É esta a razão pela qual os movimentos islamistas (Hezbolah, Hamas, Al Qaeda, Daesh, houthis, etc.), se empenham em filmar e publicitar (e por vezes encenar) os resultados de ataques inimigos em que haja baixas civis, focando-se predominantemente em imagens de cadáveres de crianças e mulheres.

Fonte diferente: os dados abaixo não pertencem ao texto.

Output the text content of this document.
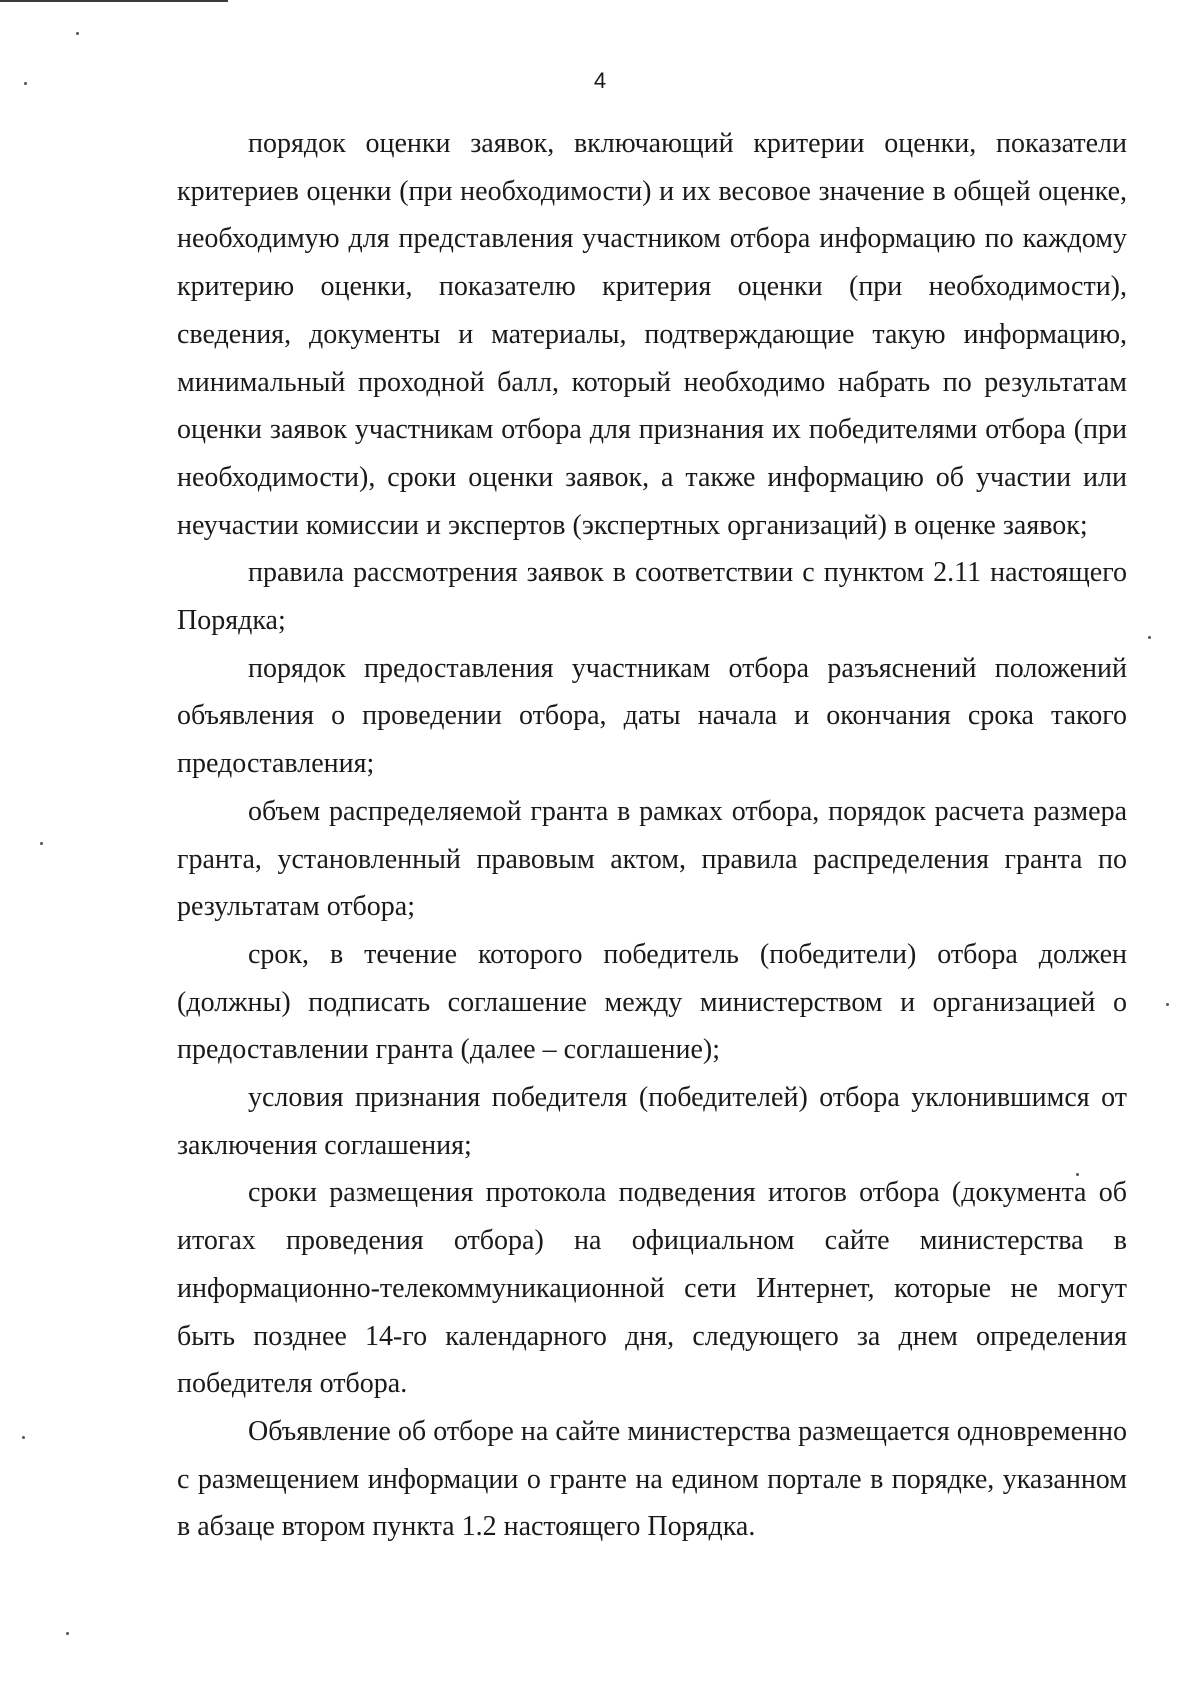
4

порядок оценки заявок, включающий критерии оценки, показатели критериев оценки (при необходимости) и их весовое значение в общей оценке, необходимую для представления участником отбора информацию по каждому критерию оценки, показателю критерия оценки (при необходимости), сведения, документы и материалы, подтверждающие такую информацию, минимальный проходной балл, который необходимо набрать по результатам оценки заявок участникам отбора для признания их победителями отбора (при необходимости), сроки оценки заявок, а также информацию об участии или неучастии комиссии и экспертов (экспертных организаций) в оценке заявок;

правила рассмотрения заявок в соответствии с пунктом 2.11 настоящего Порядка;

порядок предоставления участникам отбора разъяснений положений объявления о проведении отбора, даты начала и окончания срока такого предоставления;

объем распределяемой гранта в рамках отбора, порядок расчета размера гранта, установленный правовым актом, правила распределения гранта по результатам отбора;

срок, в течение которого победитель (победители) отбора должен (должны) подписать соглашение между министерством и организацией о предоставлении гранта (далее – соглашение);

условия признания победителя (победителей) отбора уклонившимся от заключения соглашения;

сроки размещения протокола подведения итогов отбора (документа об итогах проведения отбора) на официальном сайте министерства в информационно-телекоммуникационной сети Интернет, которые не могут быть позднее 14-го календарного дня, следующего за днем определения победителя отбора.

Объявление об отборе на сайте министерства размещается одновременно с размещением информации о гранте на едином портале в порядке, указанном в абзаце втором пункта 1.2 настоящего Порядка.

Designa também aquilo a que alguns já chamaram de “Cavalo de Tróia da Democracia”, referindo-se ao facto de, nos últimos 30 anos, a utilização, interpretação e pressão da lei internacional se terem afastado da órbita dos Estados de Direito, e caído nas mãos de ONG’s, estados autoritários, indivíduos e grupos activistas, movidos por ideologias que integram a utopia kantiana, o pacifismo radical, o repúdio do capitalismo, o complexo de culpa ocidental, e um progressismo internacionalista que se apropriou paulatinamente das categorias morais.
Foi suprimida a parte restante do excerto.